An example of a depot next to a service station.

Many older motorway services have a highway authority maintenance depot within them, usually signposted as a works unit. This page takes a brief look at why this is.

Spacing

When the earliest motorways were being designed, it was decided that maintenance facilities should be provided every 12 miles. This figure was based on the capacity of a salt spreading vehicle at the time.

Meanwhile, in another meeting, it was decided that service stations should also be 12 miles apart. As a result, to reduce the number of exits on the motorway network and reduce the time taken to get maintenance depots through the planning process, it was decided depots would be shoehorned into existing service stations. There would be one at most sites, covering both sides of the road. Ideally, they would use land which had been severed by the construction of the new roads, but hadn't been incorporated into the service area.

As motorway services are commercial facilities, sometimes their site would be reserved until they were needed. The depot would still be needed immediately. As a result, the depot would occupy the whole site until the main service area was built, if it was ever needed. This was deemed to be better than digging up the land and then leaving it fallow.
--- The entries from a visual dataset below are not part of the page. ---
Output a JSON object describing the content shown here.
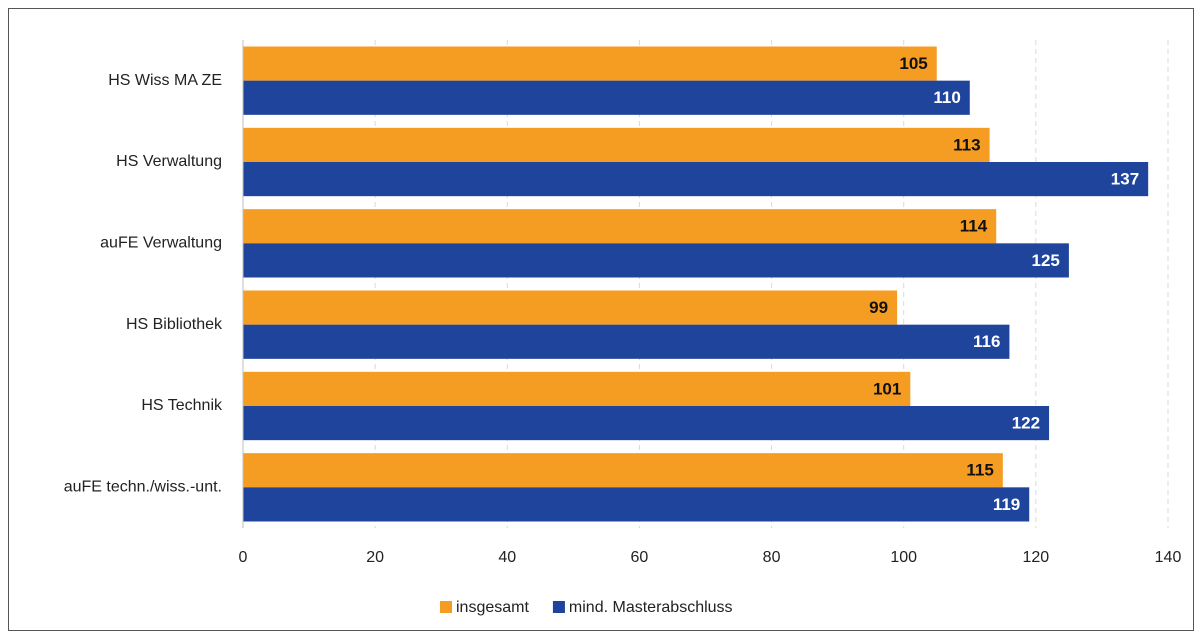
{
  "chart_data": {
    "type": "hbar",
    "categories": [
      "HS Wiss MA ZE",
      "HS Verwaltung",
      "auFE Verwaltung",
      "HS Bibliothek",
      "HS Technik",
      "auFE techn./wiss.-unt."
    ],
    "series": [
      {
        "name": "insgesamt",
        "color": "#f59c22",
        "values": [
          105,
          113,
          114,
          99,
          101,
          115
        ]
      },
      {
        "name": "mind. Masterabschluss",
        "color": "#1f449b",
        "values": [
          110,
          137,
          125,
          116,
          122,
          119
        ]
      }
    ],
    "xlim": [
      0,
      140
    ],
    "xticks": [
      0,
      20,
      40,
      60,
      80,
      100,
      120,
      140
    ],
    "grid": true,
    "legend": "bottom"
  }
}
Finally, building a maintenance compound at the same time as a service station meant the same architect and construction firm could do all the work. For all these reasons, it was soon decided that all service areas should be built with a maintenance compound.

Problems

Salt domes are difficult to disguise.

Service stations started to put more emphasis on giving motorists as relaxing a break as possible, often by taking advantage of their natural landscape. The Ministry quickly learned that there was nothing less relaxing and less scenic than the sight of a salt storage barn, along with all the motorway maintenance vehicles. This wasn't just disappointing for motorists, but frustrating for the operators who were being encouraged to invest in building a pleasant service station.
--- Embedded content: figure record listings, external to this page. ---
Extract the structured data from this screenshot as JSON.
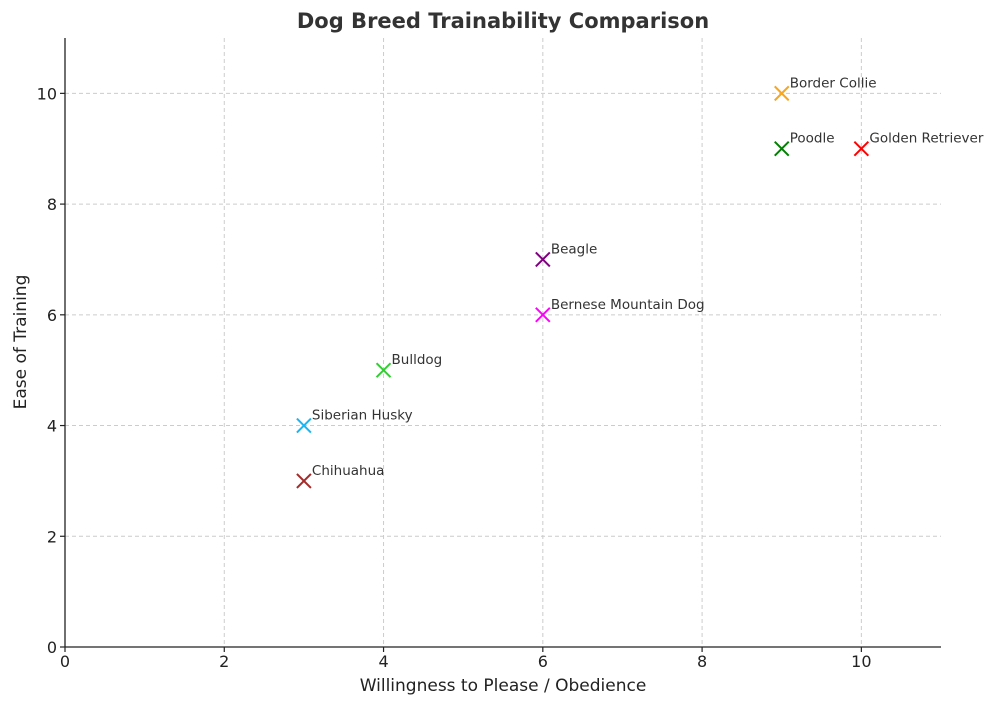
{
  "chart_data": {
    "type": "scatter",
    "title": "Dog Breed Trainability Comparison",
    "xlabel": "Willingness to Please / Obedience",
    "ylabel": "Ease of Training",
    "xlim": [
      0,
      11
    ],
    "ylim": [
      0,
      11
    ],
    "xticks": [
      0,
      2,
      4,
      6,
      8,
      10
    ],
    "yticks": [
      0,
      2,
      4,
      6,
      8,
      10
    ],
    "grid": true,
    "marker": "x",
    "points": [
      {
        "name": "Border Collie",
        "x": 9,
        "y": 10,
        "color": "#f5a623"
      },
      {
        "name": "Poodle",
        "x": 9,
        "y": 9,
        "color": "#008000"
      },
      {
        "name": "Golden Retriever",
        "x": 10,
        "y": 9,
        "color": "#ff0000"
      },
      {
        "name": "Beagle",
        "x": 6,
        "y": 7,
        "color": "#800080"
      },
      {
        "name": "Bernese Mountain Dog",
        "x": 6,
        "y": 6,
        "color": "#ff00ff"
      },
      {
        "name": "Bulldog",
        "x": 4,
        "y": 5,
        "color": "#32cd32"
      },
      {
        "name": "Siberian Husky",
        "x": 3,
        "y": 4,
        "color": "#1eb4f0"
      },
      {
        "name": "Chihuahua",
        "x": 3,
        "y": 3,
        "color": "#a52a2a"
      }
    ]
  }
}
The second complaint from operators was that they were expected to plan their sites to get people safely from the motorway to the car park, but instead they were having to include and maintain wide, sweeping slip roads to get heavy lorries in and out of the depot. When Toddington was originally opened to bids, it's thought that the operators were so fed up of having to incorporate a depot into their design, they simply ignored it.
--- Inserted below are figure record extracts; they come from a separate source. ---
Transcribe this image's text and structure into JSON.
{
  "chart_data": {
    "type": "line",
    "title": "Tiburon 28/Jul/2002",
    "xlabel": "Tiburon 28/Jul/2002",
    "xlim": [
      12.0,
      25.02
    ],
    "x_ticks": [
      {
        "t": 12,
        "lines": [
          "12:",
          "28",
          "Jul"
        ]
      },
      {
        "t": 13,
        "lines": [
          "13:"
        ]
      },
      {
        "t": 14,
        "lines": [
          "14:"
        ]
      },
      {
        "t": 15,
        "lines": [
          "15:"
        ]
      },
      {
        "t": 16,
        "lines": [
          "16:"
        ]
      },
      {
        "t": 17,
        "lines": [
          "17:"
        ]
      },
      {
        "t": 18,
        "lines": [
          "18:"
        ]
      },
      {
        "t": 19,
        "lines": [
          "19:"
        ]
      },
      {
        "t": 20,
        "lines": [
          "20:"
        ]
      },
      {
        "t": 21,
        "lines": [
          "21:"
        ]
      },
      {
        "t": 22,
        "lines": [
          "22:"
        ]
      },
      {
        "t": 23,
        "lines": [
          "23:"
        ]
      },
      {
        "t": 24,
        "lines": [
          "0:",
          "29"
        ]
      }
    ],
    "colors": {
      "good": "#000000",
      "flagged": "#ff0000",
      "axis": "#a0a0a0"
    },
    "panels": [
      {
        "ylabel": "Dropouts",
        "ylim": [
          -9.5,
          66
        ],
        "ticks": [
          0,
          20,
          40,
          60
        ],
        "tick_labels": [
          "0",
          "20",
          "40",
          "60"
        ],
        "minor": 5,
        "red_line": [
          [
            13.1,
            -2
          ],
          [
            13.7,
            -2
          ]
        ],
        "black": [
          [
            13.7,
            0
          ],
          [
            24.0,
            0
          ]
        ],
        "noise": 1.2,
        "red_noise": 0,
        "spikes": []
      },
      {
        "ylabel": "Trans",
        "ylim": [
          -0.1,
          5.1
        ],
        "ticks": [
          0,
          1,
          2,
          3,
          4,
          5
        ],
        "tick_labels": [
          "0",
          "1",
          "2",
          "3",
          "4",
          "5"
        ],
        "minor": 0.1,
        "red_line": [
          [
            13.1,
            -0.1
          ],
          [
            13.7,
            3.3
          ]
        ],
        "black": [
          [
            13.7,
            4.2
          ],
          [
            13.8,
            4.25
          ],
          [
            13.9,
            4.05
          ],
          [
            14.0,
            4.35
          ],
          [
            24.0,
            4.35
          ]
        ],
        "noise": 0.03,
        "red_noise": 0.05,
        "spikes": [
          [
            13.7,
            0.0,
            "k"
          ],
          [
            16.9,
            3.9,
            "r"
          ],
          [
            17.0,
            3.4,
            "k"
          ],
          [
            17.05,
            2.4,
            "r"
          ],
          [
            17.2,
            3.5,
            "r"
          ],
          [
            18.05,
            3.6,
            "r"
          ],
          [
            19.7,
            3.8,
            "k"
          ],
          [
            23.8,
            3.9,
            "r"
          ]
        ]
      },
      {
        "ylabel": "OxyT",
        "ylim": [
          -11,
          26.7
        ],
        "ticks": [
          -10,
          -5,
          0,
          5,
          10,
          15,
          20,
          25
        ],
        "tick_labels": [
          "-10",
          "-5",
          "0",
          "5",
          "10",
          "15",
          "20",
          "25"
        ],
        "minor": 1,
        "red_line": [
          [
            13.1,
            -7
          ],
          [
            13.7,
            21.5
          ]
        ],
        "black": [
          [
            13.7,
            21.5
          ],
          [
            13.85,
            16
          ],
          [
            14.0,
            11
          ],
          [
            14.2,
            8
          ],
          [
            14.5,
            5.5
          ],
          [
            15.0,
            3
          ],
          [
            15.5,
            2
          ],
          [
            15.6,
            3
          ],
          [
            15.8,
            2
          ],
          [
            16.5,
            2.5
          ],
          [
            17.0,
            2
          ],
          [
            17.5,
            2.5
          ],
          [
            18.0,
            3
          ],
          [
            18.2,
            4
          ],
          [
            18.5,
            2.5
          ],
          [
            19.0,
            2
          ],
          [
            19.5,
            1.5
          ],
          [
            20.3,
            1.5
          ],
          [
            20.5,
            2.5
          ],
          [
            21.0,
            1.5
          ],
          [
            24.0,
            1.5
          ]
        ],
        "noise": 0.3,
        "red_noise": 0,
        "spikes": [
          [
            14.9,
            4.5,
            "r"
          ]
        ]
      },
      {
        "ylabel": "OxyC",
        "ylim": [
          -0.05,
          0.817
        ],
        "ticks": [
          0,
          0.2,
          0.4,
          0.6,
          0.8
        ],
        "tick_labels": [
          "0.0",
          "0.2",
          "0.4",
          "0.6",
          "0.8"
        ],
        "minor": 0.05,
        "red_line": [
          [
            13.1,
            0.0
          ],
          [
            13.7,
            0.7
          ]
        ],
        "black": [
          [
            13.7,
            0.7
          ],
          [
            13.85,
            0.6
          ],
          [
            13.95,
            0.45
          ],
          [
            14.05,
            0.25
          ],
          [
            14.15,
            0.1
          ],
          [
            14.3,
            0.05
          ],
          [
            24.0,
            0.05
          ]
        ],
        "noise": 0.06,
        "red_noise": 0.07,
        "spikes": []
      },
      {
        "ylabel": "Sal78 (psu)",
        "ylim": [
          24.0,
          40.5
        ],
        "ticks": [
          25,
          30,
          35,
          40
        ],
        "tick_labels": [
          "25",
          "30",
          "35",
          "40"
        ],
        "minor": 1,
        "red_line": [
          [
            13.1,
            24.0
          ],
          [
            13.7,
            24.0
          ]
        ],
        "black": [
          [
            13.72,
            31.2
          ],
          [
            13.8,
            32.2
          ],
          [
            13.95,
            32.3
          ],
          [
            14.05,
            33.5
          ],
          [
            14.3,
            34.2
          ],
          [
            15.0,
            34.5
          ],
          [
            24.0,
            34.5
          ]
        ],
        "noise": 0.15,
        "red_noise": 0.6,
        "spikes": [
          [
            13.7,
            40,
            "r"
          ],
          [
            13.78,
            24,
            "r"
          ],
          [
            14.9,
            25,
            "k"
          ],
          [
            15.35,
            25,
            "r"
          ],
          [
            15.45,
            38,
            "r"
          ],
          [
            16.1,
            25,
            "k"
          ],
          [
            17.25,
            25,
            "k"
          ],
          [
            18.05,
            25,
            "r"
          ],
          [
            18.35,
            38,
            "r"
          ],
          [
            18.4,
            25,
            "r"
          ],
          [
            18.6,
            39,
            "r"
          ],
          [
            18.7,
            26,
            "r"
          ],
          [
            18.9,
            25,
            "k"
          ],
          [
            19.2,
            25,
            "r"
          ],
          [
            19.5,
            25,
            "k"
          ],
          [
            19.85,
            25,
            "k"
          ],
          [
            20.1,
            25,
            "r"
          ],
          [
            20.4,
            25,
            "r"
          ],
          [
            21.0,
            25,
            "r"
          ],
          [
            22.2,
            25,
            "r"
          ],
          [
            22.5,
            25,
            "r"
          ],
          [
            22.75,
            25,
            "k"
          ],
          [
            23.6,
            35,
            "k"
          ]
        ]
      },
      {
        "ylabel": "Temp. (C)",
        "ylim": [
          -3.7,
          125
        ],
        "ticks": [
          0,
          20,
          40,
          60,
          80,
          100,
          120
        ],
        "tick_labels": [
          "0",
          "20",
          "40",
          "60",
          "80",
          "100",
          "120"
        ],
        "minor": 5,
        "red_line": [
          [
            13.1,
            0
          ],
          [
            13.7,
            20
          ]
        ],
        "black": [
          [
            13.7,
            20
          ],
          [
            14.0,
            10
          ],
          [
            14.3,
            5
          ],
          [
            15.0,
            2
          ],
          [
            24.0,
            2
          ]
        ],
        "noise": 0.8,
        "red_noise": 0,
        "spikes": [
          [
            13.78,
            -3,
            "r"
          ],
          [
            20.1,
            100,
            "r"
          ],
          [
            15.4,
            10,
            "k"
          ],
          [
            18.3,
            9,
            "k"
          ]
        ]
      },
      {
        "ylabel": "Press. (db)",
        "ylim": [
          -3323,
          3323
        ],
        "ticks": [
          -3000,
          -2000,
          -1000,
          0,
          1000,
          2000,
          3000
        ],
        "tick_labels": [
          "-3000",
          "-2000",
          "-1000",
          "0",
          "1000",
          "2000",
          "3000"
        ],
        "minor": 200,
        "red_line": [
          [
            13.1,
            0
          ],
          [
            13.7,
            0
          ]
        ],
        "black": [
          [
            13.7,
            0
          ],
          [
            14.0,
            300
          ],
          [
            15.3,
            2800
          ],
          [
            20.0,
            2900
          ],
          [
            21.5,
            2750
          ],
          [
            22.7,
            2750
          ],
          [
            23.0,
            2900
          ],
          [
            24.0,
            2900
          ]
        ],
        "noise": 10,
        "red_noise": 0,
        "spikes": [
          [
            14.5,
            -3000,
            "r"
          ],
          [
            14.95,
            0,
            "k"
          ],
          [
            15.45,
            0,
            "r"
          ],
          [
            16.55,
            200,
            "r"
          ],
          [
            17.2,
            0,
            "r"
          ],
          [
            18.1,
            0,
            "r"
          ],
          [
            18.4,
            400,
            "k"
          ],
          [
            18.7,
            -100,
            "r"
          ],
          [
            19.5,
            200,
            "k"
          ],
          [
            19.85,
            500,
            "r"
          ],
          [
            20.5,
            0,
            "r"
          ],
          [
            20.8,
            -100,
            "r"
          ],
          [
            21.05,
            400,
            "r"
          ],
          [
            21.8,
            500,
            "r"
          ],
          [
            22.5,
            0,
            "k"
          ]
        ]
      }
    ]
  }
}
Finally, the biggest mistake made when designing the original service areas was that they were made far too small, partly to save on land costs. Depots were taking away almost a quarter of what little land was available.

For these reasons, as soon as 1962, the Ministry stated that their latest policy was to "keep compounds as far as possible out of service areas". This didn't affect many projects that were already in planning, but the situation would soon be that maintenance compounds would remain closely tied to the motorway's construction, whereas service areas would soon be pursued separately.

Depots Built

This is not a complete list of motorway maintenance depots (or indeed local authority maintenance depots), many of which are small compounds built at motorway junctions. These are ones which have affected service stations:

Red Herrings

There is one maintenance compound which is often mistaken by enthusiasts for an unbuilt service station, but it isn't. Perry Barr compound beneath the M6 was intended to be a city council maintenance depot, but it was realised that adding a (very tight) connection to the M6 would make it easier for motorway maintenance vehicles to access the nearby Spaghetti Junction. It was never intended to be a service station, or a junction.

A second example isn't well-known at all, but is still worth mentioning. With no land purchased at Redbourn, in 1959 a site was urgently needed to build a maintenance compound for the new M1. The site chosen was M1 J8 at Breakspears. A few years later it was considered as a possible site for a service area, but quickly ruled out because of the junction design.

At the time, Ministers expected all maintenance compounds to be part of a service area, so even they were confused by this anomaly, and some of their documentation wrongly suggests land here had been purchased to be turned into a service area. In 1961, an unrelated firm proposed building a motel here, which had its application refused.